V. MANZONI_LECTURES ON THE HARVARD CLASSICS

V. MANZONI

BY PROFESSOR J. D. M. FORD

AT as early a date in their literary history as the thirteenth century, the Italians began to evince a propensity for tale-telling, and they have continued to indulge it unremittingly down to our own times. Until the nineteenth century, however, they favored the short story or tale, rather than the longer and more ambitious form of narrative prose fiction called the novel or romance.
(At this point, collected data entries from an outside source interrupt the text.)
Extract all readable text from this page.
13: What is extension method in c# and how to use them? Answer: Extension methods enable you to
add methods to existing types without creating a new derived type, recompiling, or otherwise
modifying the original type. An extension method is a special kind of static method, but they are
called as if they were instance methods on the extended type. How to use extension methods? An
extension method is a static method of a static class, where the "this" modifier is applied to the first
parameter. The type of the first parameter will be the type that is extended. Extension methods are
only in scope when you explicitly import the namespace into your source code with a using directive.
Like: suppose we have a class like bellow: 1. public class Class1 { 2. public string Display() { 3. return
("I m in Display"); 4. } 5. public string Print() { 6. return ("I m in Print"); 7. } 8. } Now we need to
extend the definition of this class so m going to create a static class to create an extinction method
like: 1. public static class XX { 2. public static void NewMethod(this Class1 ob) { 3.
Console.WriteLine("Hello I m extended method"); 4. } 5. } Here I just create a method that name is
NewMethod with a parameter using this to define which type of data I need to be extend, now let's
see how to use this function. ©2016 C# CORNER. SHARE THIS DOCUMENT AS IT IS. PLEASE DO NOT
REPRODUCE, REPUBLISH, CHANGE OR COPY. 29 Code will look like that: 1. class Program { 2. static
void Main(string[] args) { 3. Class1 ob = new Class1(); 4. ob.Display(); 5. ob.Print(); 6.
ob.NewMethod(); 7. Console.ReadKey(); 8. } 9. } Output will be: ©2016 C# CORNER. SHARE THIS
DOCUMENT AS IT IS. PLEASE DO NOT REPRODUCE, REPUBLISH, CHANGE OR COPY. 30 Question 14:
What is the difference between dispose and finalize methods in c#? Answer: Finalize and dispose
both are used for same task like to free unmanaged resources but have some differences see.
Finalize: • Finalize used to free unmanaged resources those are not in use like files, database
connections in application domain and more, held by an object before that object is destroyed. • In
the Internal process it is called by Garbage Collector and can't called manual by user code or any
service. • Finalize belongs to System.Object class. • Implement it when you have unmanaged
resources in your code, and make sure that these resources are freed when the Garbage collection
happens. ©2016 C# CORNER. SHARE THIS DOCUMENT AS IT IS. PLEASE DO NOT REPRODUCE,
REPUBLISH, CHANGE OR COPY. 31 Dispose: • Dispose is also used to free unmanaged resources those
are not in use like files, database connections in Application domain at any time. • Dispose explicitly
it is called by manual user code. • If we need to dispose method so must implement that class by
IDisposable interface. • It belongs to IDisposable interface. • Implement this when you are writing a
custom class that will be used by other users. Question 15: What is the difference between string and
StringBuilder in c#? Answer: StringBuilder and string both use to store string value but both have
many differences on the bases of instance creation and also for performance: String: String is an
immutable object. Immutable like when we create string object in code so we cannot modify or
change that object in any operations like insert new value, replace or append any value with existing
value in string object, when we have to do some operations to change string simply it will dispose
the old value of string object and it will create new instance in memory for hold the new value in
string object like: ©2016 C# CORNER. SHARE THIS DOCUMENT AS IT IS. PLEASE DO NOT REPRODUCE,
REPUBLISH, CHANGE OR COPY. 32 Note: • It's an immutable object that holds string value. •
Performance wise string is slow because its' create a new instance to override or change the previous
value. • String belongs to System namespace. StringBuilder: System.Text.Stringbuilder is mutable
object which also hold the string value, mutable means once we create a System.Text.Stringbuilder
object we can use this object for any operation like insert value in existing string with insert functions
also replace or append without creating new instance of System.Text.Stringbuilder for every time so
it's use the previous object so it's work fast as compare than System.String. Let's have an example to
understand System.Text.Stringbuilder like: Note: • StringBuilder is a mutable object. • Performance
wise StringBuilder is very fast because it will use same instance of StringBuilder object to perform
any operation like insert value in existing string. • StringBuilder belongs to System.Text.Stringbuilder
If in the fourteenth century Boccaccio wrote his “Fiammetta,” if about the end of that century or at the beginning of the next Andrea de Barberino compiled the “Reali di Francia,” and if the fifteenth and sixteenth centuries saw the appearance of the pastoral romance (the “Arcadia”), and of novels of adventure as well as others infused with the erotic, or the sentimental, or the moralizing spirit, it must be admitted that all these works are either of poor vein, or, as is the case for the “Fiammetta,” the “Reali di Francia,” and the “Arcadia” of Sannazaro, they are far more important in other connections than as examples of prose fiction. The seventeenth and eighteenth centuries present hardly anything of interest; with the early nineteenth century and the publication of the “Lettere di Jacopo Ortis” of Foscolo (1802) the true novel was inaugurated in Italian, and with the historical romance, “I Promessi Sposi,” of Manzoni, first put forth in 1827, its lasting success was achieved.